Analysis of the effects of mean local node-crossing time on the evolution of Sun-synchronous orbits

An investigation of the effect of mean local node-crossing time on the evolution of Sun-synchronous orbits was undertaken during Phase-A orbit analysis for the National Oceanic and Atmospheric Administration (NOAA) O,P,Q environmental spacecraft. That analysis added to the growing body of evidence that individual Sun-synchronous missions, at differing node-crossing times, experience nodal drift rates that can differ in both magnitude and direction.
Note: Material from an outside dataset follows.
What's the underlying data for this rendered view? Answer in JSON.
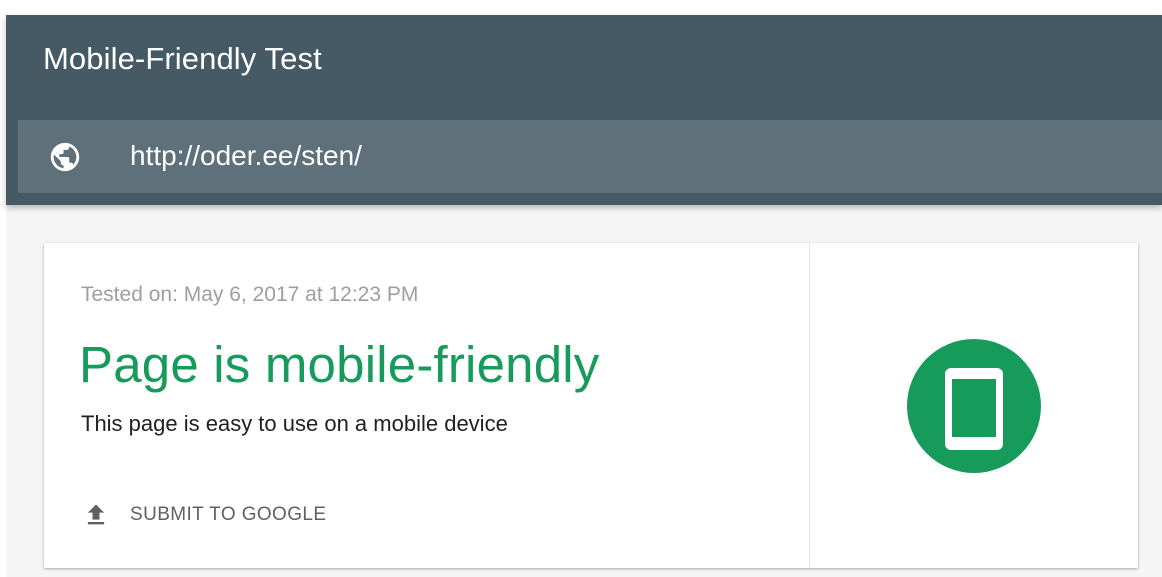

A Sun-synchronous orbit is obtained by means of a nodal drift rate approximating the 0.9856-degree-per-day apparent precession of the position of the mean Sun. This drift rate is achieved through the interaction of the orbital semimajor axis and inclination in Earth's geopotential field. Influencing perturbations include atmospheric drag and, most important, the effects of solar gravitation on inclination. The present analysis examines a series of Sun-synchronous orbits with mean local node-crossing times at 1-hour intervals from 6 a.m. to 6 p.m. It considers the fixed geometry of each orbital plane with respect to both the Sun and the diurnal atmospheric bulge, then analyzes the influence of these features upon the evolution of the semimajor axix and inclination and thus upon the rate of the nodal drift in the course of 1 year.